Алексеев тщетно согласовывает Главнокомандующих. Всё расползается. – Нет, всё рушится: отречение – полное!

Отправив запрос Главнокомандующим, Алексеев нетерпеливо ждал ответов. Так же нетерпеливо, как и вчера.

И первый ответ не много замедлил: к трём часам пришла телеграмма – от кого же? – от Сахарова, от которого вчера дольше всех пришлось вымучивать ответ. Теперь он кратко, ясно отвечал, что съезд Главнокомандующих признаёт желательным, а со своими Командующими входит в обсуждение.

Эвертовская идея подхватилась. Но не слишком ли широкая получится консультация, если втянутся и все 14 Командующих армиями? Что из этого веча выйдет?

И тут же пришла неожиданная от Колчака. Да ведь ему запрос и не посылался? А он просто прорвал молчание: во флоте, войсках и населении до сих пор настроение спокойное. Но чтоб это было и дальше так, необходимо объявить: кто же является в стране сейчас законным правительством и кто Верховный Главнокомандующий? Адмирал не имеет этих сведений и просит сообщить.

Во всём этом было только то одно замечательно, что Черноморский флот спокоен. А в остальном Колчак делал гордое непроницаемое лицо: он как будто не получал не только вчерашнего запроса об отречении, но и сегодня ночью его телеграфы не принесли ему никакого Манифеста, и Колчаку даже в голову не могло прийти, что в этой стране может смениться Государь, а только спрашивал он высокомерно, какое там сейчас копошится правительство и, чёрт возьми, в конце концов, есть ли у нас Верховный Главнокомандующий, с кем можно бы разговаривать, не с вами?

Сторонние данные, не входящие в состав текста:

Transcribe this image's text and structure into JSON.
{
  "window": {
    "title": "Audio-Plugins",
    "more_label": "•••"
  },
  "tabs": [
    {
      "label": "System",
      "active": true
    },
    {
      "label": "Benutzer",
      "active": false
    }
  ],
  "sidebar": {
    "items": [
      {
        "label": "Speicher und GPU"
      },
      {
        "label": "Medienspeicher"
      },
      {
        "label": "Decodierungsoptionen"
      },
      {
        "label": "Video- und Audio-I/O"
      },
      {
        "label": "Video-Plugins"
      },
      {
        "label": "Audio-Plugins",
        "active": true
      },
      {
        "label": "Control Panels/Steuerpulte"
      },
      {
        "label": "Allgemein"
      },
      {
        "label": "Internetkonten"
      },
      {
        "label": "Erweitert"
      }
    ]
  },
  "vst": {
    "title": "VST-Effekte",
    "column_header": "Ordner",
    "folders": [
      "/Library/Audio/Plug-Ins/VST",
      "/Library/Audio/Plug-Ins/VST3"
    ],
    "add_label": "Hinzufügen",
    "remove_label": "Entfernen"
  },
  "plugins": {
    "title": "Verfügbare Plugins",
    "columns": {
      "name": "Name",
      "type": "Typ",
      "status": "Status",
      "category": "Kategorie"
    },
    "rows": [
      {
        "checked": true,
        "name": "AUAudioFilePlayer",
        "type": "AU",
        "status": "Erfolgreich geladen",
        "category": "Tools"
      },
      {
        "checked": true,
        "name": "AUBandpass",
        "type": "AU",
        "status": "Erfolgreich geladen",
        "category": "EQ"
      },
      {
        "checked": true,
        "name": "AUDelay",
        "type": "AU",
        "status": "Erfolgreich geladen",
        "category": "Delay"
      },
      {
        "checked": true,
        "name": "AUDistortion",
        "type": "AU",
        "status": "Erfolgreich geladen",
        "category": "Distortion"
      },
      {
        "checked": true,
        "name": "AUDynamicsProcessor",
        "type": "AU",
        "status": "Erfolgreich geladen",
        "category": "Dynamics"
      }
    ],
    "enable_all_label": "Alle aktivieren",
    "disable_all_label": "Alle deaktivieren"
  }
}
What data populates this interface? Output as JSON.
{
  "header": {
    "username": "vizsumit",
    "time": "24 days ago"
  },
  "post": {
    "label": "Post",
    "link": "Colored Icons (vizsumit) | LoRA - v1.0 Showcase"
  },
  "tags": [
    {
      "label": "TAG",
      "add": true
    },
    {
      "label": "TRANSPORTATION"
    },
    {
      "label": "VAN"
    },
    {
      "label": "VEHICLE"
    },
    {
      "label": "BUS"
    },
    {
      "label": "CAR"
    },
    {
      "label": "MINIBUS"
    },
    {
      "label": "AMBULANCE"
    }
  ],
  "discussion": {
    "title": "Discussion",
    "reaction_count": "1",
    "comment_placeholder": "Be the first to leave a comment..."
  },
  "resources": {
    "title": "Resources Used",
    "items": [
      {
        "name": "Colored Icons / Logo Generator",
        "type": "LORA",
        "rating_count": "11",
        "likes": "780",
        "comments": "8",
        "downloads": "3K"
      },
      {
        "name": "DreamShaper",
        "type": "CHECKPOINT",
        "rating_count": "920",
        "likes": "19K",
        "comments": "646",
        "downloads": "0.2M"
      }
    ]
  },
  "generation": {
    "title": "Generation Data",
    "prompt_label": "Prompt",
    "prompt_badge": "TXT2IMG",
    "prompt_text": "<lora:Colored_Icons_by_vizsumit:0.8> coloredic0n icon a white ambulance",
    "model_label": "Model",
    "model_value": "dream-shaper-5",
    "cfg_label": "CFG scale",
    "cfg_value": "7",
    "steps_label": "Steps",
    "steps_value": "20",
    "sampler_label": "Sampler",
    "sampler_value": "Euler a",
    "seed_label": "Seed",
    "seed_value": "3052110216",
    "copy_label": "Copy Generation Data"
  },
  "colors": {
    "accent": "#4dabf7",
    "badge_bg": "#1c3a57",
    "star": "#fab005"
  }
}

Так и виделось его горбоносое прямое лицо с зоркими глазами и властными губами. Давно между ними была глубокая размолвка из-за Босфора. Теперь – углубилась.

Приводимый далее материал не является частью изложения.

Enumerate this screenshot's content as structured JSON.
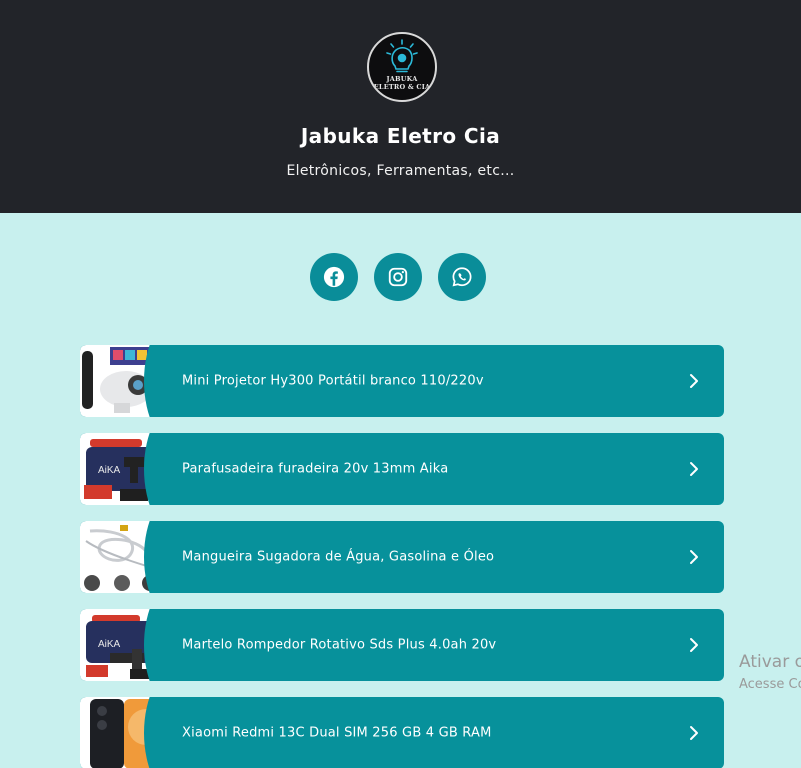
{
  "profile": {
    "logo_line1": "JABUKA",
    "logo_line2": "ELETRO & CIA",
    "name": "Jabuka Eletro Cia",
    "tagline": "Eletrônicos, Ferramentas, etc..."
  },
  "socials": [
    {
      "icon": "facebook-icon"
    },
    {
      "icon": "instagram-icon"
    },
    {
      "icon": "whatsapp-icon"
    }
  ],
  "links": [
    {
      "label": "Mini Projetor Hy300 Portátil branco 110/220v"
    },
    {
      "label": "Parafusadeira furadeira 20v 13mm Aika"
    },
    {
      "label": "Mangueira Sugadora de Água, Gasolina e Óleo"
    },
    {
      "label": "Martelo Rompedor Rotativo Sds Plus 4.0ah 20v"
    },
    {
      "label": "Xiaomi Redmi 13C Dual SIM 256 GB 4 GB RAM"
    }
  ],
  "watermark": {
    "line1": "Ativar o",
    "line2": "Acesse Co"
  },
  "colors": {
    "header_bg": "#222429",
    "page_bg": "#c8f0ee",
    "accent": "#07919b"
  }
}
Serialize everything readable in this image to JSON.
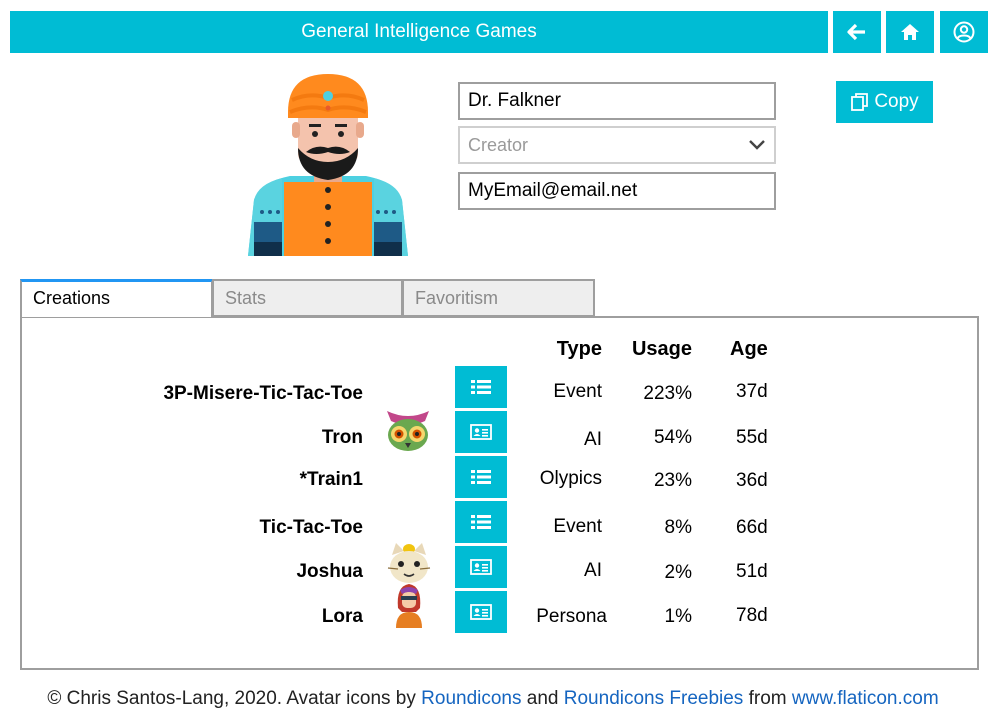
{
  "header": {
    "title": "General Intelligence Games"
  },
  "profile": {
    "name_value": "Dr. Falkner",
    "role_placeholder": "Creator",
    "email_value": "MyEmail@email.net",
    "copy_label": "Copy"
  },
  "tabs": [
    {
      "label": "Creations",
      "active": true
    },
    {
      "label": "Stats",
      "active": false
    },
    {
      "label": "Favoritism",
      "active": false
    }
  ],
  "table": {
    "headers": {
      "type": "Type",
      "usage": "Usage",
      "age": "Age"
    },
    "rows": [
      {
        "name": "3P-Misere-Tic-Tac-Toe",
        "icon": "",
        "action": "list-icon",
        "type": "Event",
        "usage": "223%",
        "age": "37d"
      },
      {
        "name": "Tron",
        "icon": "owl-avatar",
        "action": "id-card-icon",
        "type": "AI",
        "usage": "54%",
        "age": "55d"
      },
      {
        "name": "*Train1",
        "icon": "",
        "action": "list-icon",
        "type": "Olypics",
        "usage": "23%",
        "age": "36d"
      },
      {
        "name": "Tic-Tac-Toe",
        "icon": "",
        "action": "list-icon",
        "type": "Event",
        "usage": "8%",
        "age": "66d"
      },
      {
        "name": "Joshua",
        "icon": "cat-avatar",
        "action": "id-card-icon",
        "type": "AI",
        "usage": "2%",
        "age": "51d"
      },
      {
        "name": "Lora",
        "icon": "woman-avatar",
        "action": "id-card-icon",
        "type": "Persona",
        "usage": "1%",
        "age": "78d"
      }
    ]
  },
  "footer": {
    "prefix": "© Chris Santos-Lang, 2020. Avatar icons by ",
    "link1": "Roundicons",
    "and": " and ",
    "link2": "Roundicons Freebies",
    "from": " from ",
    "link3": "www.flaticon.com"
  },
  "colors": {
    "accent": "#00bcd4",
    "tab_active": "#2196f3",
    "link": "#1565c0"
  }
}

И пришла телеграмма от Николая Николаевича, но тоже не ожидаемый ответ, а нечто странное. Верховный Главнокомандующий, не всюду ещё и объявленный, со своего опального кавказского места как бы жаловался своему начальнику штаба: какой-то гражданский инженер распорядился снять охрану со всех закавказских железных дорог. На что отвечено, что это никак не возможно: в условиях Кавказа и войны борьба со шпионажем требует преемственности, несмотря на революцию.

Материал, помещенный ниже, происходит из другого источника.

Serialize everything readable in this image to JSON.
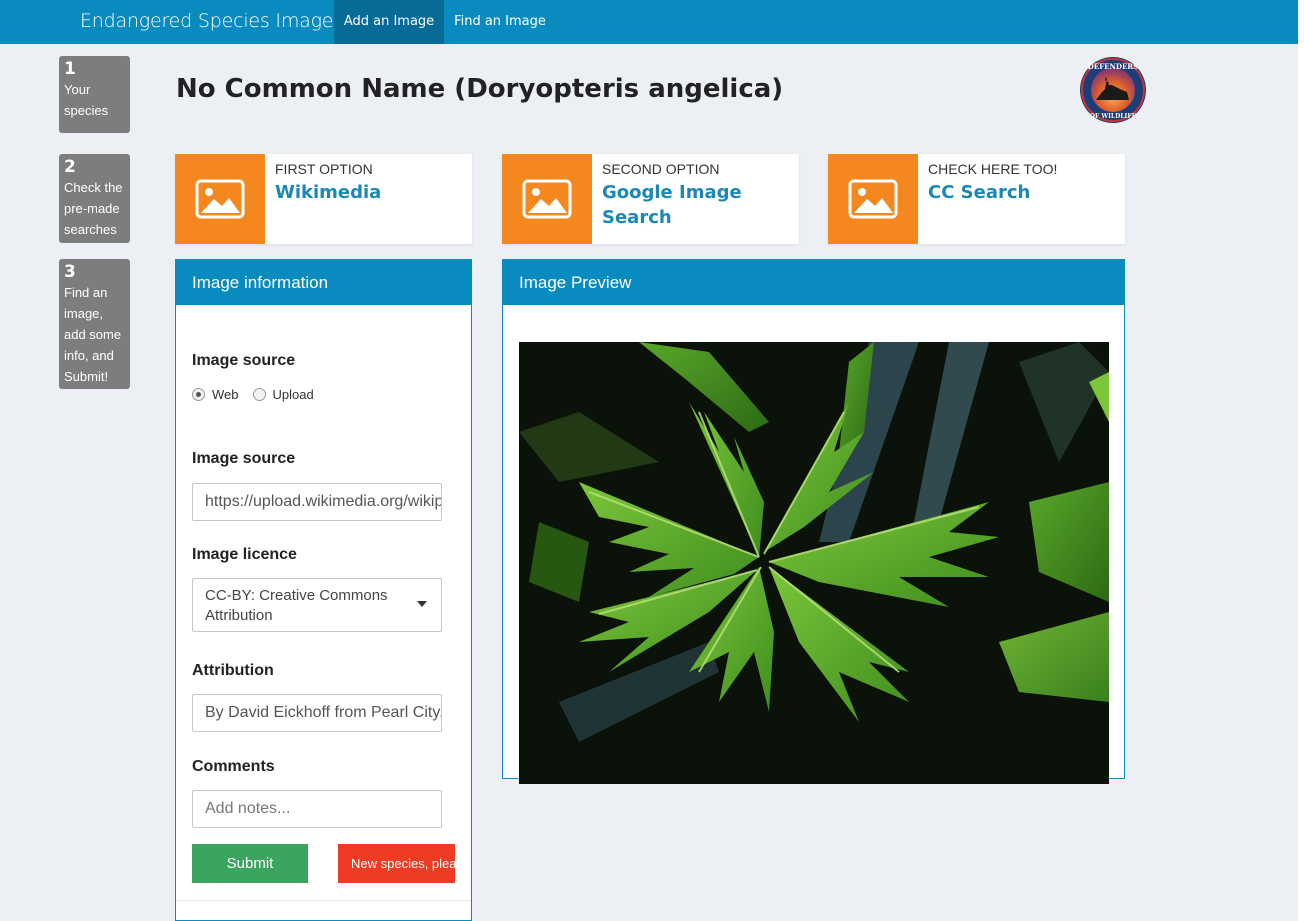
{
  "navbar": {
    "brand": "Endangered Species Images",
    "tabs": [
      {
        "label": "Add an Image",
        "active": true
      },
      {
        "label": "Find an Image",
        "active": false
      }
    ],
    "color": "#0a8bbf",
    "active_color": "#066b96"
  },
  "steps": [
    {
      "num": "1",
      "text": "Your species"
    },
    {
      "num": "2",
      "text": "Check the pre-made searches"
    },
    {
      "num": "3",
      "text": "Find an image, add some info, and Submit!"
    }
  ],
  "page_title": "No Common Name (Doryopteris angelica)",
  "logo": {
    "icon": "defenders-of-wildlife-logo",
    "text": "DEFENDERS OF WILDLIFE"
  },
  "search_cards": [
    {
      "kicker": "First option",
      "link": "Wikimedia",
      "icon": "image-icon"
    },
    {
      "kicker": "Second option",
      "link": "Google Image Search",
      "icon": "image-icon"
    },
    {
      "kicker": "Check here too!",
      "link": "CC Search",
      "icon": "image-icon"
    }
  ],
  "image_info": {
    "title": "Image information",
    "source_label": "Image source",
    "radio_web": "Web",
    "radio_upload": "Upload",
    "selected_source": "Web",
    "url_label": "Image source",
    "url_value": "https://upload.wikimedia.org/wikipedia/commons/",
    "licence_label": "Image licence",
    "licence_value": "CC-BY: Creative Commons Attribution",
    "attribution_label": "Attribution",
    "attribution_value": "By David Eickhoff from Pearl City, Hawaii",
    "comments_label": "Comments",
    "comments_placeholder": "Add notes...",
    "submit_label": "Submit",
    "new_species_label": "New species, please"
  },
  "image_preview": {
    "title": "Image Preview"
  },
  "colors": {
    "accent": "#0a8bbf",
    "orange": "#f5871f",
    "submit": "#3ba45e",
    "danger": "#ef3b24",
    "step_bg": "#7d7d7d",
    "link": "#1a87b9"
  }
}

Тоже верно. Но кому ещё об этом телеграфировать? Никому, как председателю Совета министров.

Тут Алексеева позвал к прямому проводу Брусилов. От этого всегда струнно-готовного, отзывчивого генерала ждал Алексеев в первых же фразах получить согласие на совещание, как решительно соглашался Брусилов вчера на царское отречение. Но ничего подобного, разговор потёк как-то совсем иначе.

Доносил Брусилов: чтоб ускорить появление Манифеста, он послал частную телеграмму Родзянке как своему старому однокашнику по корпусу и по-товарищески просил его воздействия на левые элементы.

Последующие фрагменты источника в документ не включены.